Increase metrics bucketing efficiency
Since https://github.com/getsentry/relay/issues/2083, we skip metrics extraction for indexed transactions in PoPs, and extract those metrics in processing relays instead.
This deteriorated our bucketing efficiency, because metrics extracted by PoPs are routed to processing relays by bucket key, but the transaction payloads themselves are routed round-robin.
Possible solutions to improve bucketing efficiency again (non-exhaustive):
- Route transactions by a subset of its corresponding metrics' bucket key.

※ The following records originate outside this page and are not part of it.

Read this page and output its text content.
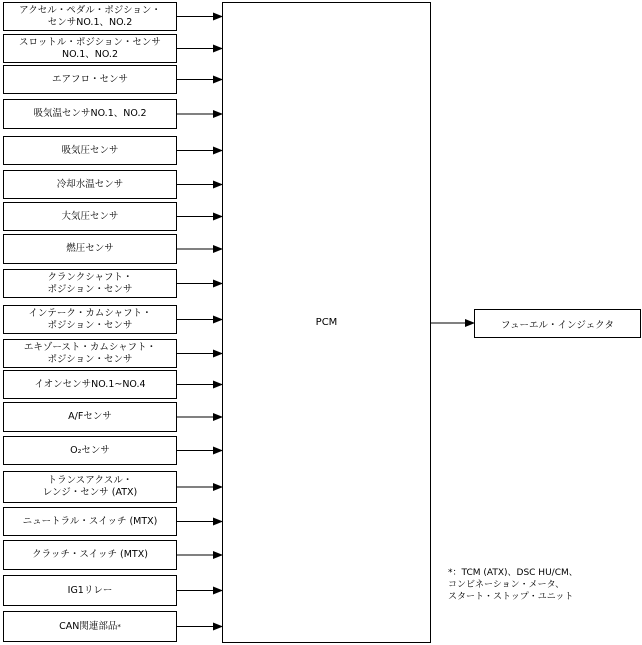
アクセル・ペダル・ポジション・
センサNO.1、NO.2
スロットル・ポジション・センサ
NO.1、NO.2
エアフロ・センサ
吸気温センサNO.1、NO.2
吸気圧センサ
冷却水温センサ
大気圧センサ
燃圧センサ
クランクシャフト・
ポジション・センサ
インテーク・カムシャフト・
ポジション・センサ
エキゾースト・カムシャフト・
ポジション・センサ
イオンセンサNO.1~NO.4
A/Fセンサ
O₂センサ
トランスアクスル・
レンジ・センサ (ATX)
ニュートラル・スイッチ (MTX)
クラッチ・スイッチ (MTX)
IG1リレー
CAN関連部品 *
PCM	フューエル・インジェクタ
*：TCM (ATX)、DSC HU/CM、
コンビネーション・メータ、
スタート・ストップ・ユニット
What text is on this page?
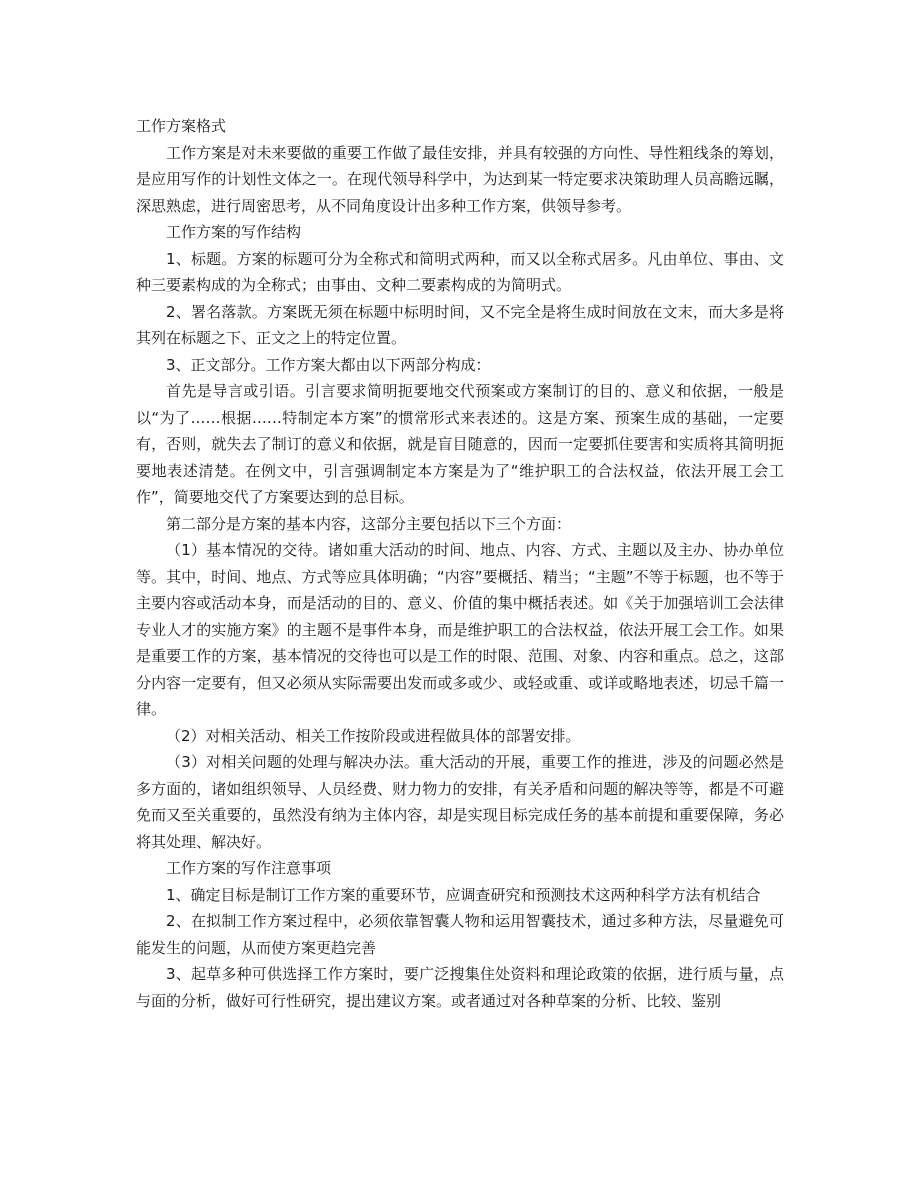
工作方案格式

工作方案是对未来要做的重要工作做了最佳安排，并具有较强的方向性、导性粗线条的筹划，是应用写作的计划性文体之一。在现代领导科学中，为达到某一特定要求决策助理人员高瞻远瞩，深思熟虑，进行周密思考，从不同角度设计出多种工作方案，供领导参考。

工作方案的写作结构

1、标题。方案的标题可分为全称式和简明式两种，而又以全称式居多。凡由单位、事由、文种三要素构成的为全称式；由事由、文种二要素构成的为简明式。

2、署名落款。方案既无须在标题中标明时间，又不完全是将生成时间放在文末，而大多是将其列在标题之下、正文之上的特定位置。

3、正文部分。工作方案大都由以下两部分构成：

首先是导言或引语。引言要求简明扼要地交代预案或方案制订的目的、意义和依据，一般是以“为了……根据……特制定本方案”的惯常形式来表述的。这是方案、预案生成的基础，一定要有，否则，就失去了制订的意义和依据，就是盲目随意的，因而一定要抓住要害和实质将其简明扼要地表述清楚。在例文中，引言强调制定本方案是为了“维护职工的合法权益，依法开展工会工作”，简要地交代了方案要达到的总目标。

第二部分是方案的基本内容，这部分主要包括以下三个方面：

（1）基本情况的交待。诸如重大活动的时间、地点、内容、方式、主题以及主办、协办单位等。其中，时间、地点、方式等应具体明确；“内容”要概括、精当；“主题”不等于标题，也不等于主要内容或活动本身，而是活动的目的、意义、价值的集中概括表述。如《关于加强培训工会法律专业人才的实施方案》的主题不是事件本身，而是维护职工的合法权益，依法开展工会工作。如果是重要工作的方案，基本情况的交待也可以是工作的时限、范围、对象、内容和重点。总之，这部分内容一定要有，但又必须从实际需要出发而或多或少、或轻或重、或详或略地表述，切忌千篇一律。

（2）对相关活动、相关工作按阶段或进程做具体的部署安排。

（3）对相关问题的处理与解决办法。重大活动的开展，重要工作的推进，涉及的问题必然是多方面的，诸如组织领导、人员经费、财力物力的安排，有关矛盾和问题的解决等等，都是不可避免而又至关重要的，虽然没有纳为主体内容，却是实现目标完成任务的基本前提和重要保障，务必将其处理、解决好。

工作方案的写作注意事项

1、确定目标是制订工作方案的重要环节，应调查研究和预测技术这两种科学方法有机结合

2、在拟制工作方案过程中，必须依靠智囊人物和运用智囊技术，通过多种方法，尽量避免可能发生的问题，从而使方案更趋完善

3、起草多种可供选择工作方案时，要广泛搜集住处资料和理论政策的依据，进行质与量，点与面的分析，做好可行性研究，提出建议方案。或者通过对各种草案的分析、比较、鉴别
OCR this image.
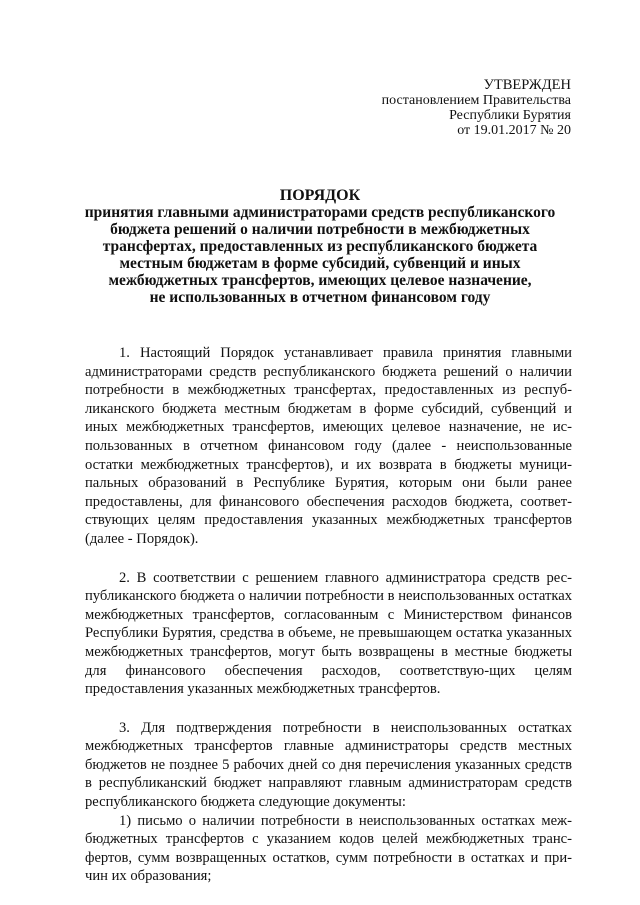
УТВЕРЖДЕН
постановлением Правительства
Республики Бурятия
от 19.01.2017 № 20
ПОРЯДОК
принятия главными администраторами средств республиканского
бюджета решений о наличии потребности в межбюджетных
трансфертах, предоставленных из республиканского бюджета
местным бюджетам в форме субсидий, субвенций и иных
межбюджетных трансфертов, имеющих целевое назначение,
не использованных в отчетном финансовом году

1. Настоящий Порядок устанавливает правила принятия главными администраторами средств республиканского бюджета решений о наличии потребности в межбюджетных трансфертах, предоставленных из респуб-ликанского бюджета местным бюджетам в форме субсидий, субвенций и иных межбюджетных трансфертов, имеющих целевое назначение, не ис-пользованных в отчетном финансовом году (далее - неиспользованные остатки межбюджетных трансфертов), и их возврата в бюджеты муници-пальных образований в Республике Бурятия, которым они были ранее предоставлены, для финансового обеспечения расходов бюджета, соответ-ствующих целям предоставления указанных межбюджетных трансфертов (далее - Порядок).

2. В соответствии с решением главного администратора средств рес-публиканского бюджета о наличии потребности в неиспользованных остатках межбюджетных трансфертов, согласованным с Министерством финансов Республики Бурятия, средства в объеме, не превышающем остатка указанных межбюджетных трансфертов, могут быть возвращены в местные бюджеты для финансового обеспечения расходов, соответствую-щих целям предоставления указанных межбюджетных трансфертов.

3. Для подтверждения потребности в неиспользованных остатках межбюджетных трансфертов главные администраторы средств местных бюджетов не позднее 5 рабочих дней со дня перечисления указанных средств в республиканский бюджет направляют главным администраторам средств республиканского бюджета следующие документы:

1) письмо о наличии потребности в неиспользованных остатках меж-бюджетных трансфертов с указанием кодов целей межбюджетных транс-фертов, сумм возвращенных остатков, сумм потребности в остатках и при-чин их образования;
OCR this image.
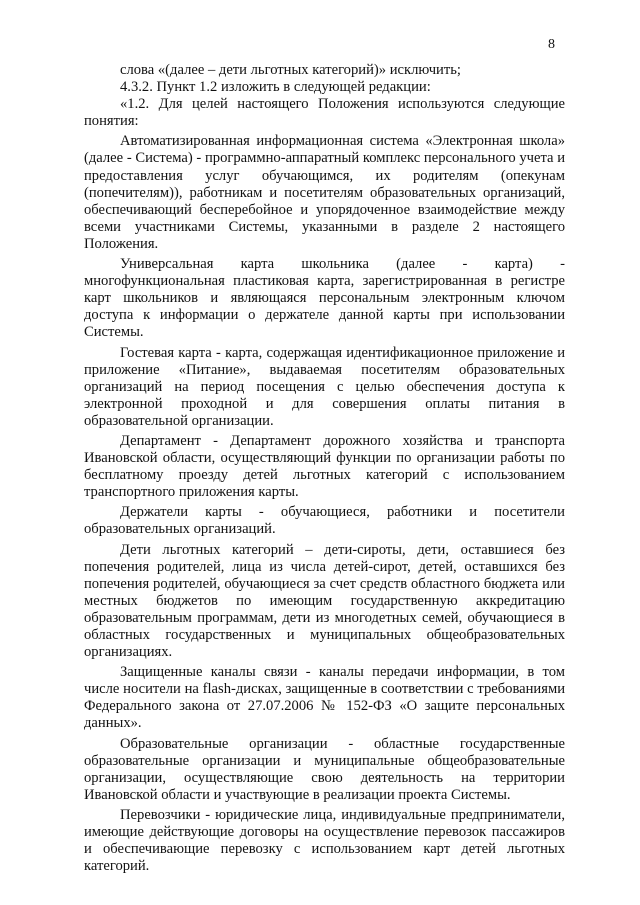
8

слова «(далее – дети льготных категорий)» исключить;

4.3.2. Пункт 1.2 изложить в следующей редакции:

«1.2. Для целей настоящего Положения используются следующие понятия:

Автоматизированная информационная система «Электронная школа» (далее - Система) - программно-аппаратный комплекс персонального учета и предоставления услуг обучающимся, их родителям (опекунам (попечителям)), работникам и посетителям образовательных организаций, обеспечивающий бесперебойное и упорядоченное взаимодействие между всеми участниками Системы, указанными в разделе 2 настоящего Положения.

Универсальная карта школьника (далее - карта) - многофункциональная пластиковая карта, зарегистрированная в регистре карт школьников и являющаяся персональным электронным ключом доступа к информации о держателе данной карты при использовании Системы.

Гостевая карта - карта, содержащая идентификационное приложение и приложение «Питание», выдаваемая посетителям образовательных организаций на период посещения с целью обеспечения доступа к электронной проходной и для совершения оплаты питания в образовательной организации.

Департамент - Департамент дорожного хозяйства и транспорта Ивановской области, осуществляющий функции по организации работы по бесплатному проезду детей льготных категорий с использованием транспортного приложения карты.

Держатели карты - обучающиеся, работники и посетители образовательных организаций.

Дети льготных категорий – дети-сироты, дети, оставшиеся без попечения родителей, лица из числа детей-сирот, детей, оставшихся без попечения родителей, обучающиеся за счет средств областного бюджета или местных бюджетов по имеющим государственную аккредитацию образовательным программам, дети из многодетных семей, обучающиеся в областных государственных и муниципальных общеобразовательных организациях.

Защищенные каналы связи - каналы передачи информации, в том числе носители на flash-дисках, защищенные в соответствии с требованиями Федерального закона от 27.07.2006 № 152-ФЗ «О защите персональных данных».

Образовательные организации - областные государственные образовательные организации и муниципальные общеобразовательные организации, осуществляющие свою деятельность на территории Ивановской области и участвующие в реализации проекта Системы.

Перевозчики - юридические лица, индивидуальные предприниматели, имеющие действующие договоры на осуществление перевозок пассажиров и обеспечивающие перевозку с использованием карт детей льготных категорий.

- Make sure that metrics extracted by PoP-Relays pass through the same routing as buckets emitted by PoPs, by sending them over the network instead of inserting them into the local aggregator directly. 2.a. This could be accomplished by separating the concerns of processing and metrics aggregation into two different relay pools (as we did for project configs). See https://github.com/getsentry/team-ingest/issues/139.
- ...
Increase of number of buckets on the transaction metrics topic was +70%
- Additional routing + aggregation layer brings latency -> don't want that
- Routing transactions might help, but metrics extracted in PoPs would still go to a different processing relay, and metrics with fewer tags than the common set (e.g.
usage) would not benefit from this.
Additional routing + aggregation layer brings latency -> don't want that
We thought this through: It would not actually bring additional latency compared to metrics that are extraced in PoPs. In both cases the time frame is roughly the same (PoP Aggregator -> Processing Aggregator vs Processing Aggregator -> Processing Aggregator).
We should re-visit this if it becomes a problem for either Kafka (+ consumers) or Relay itself.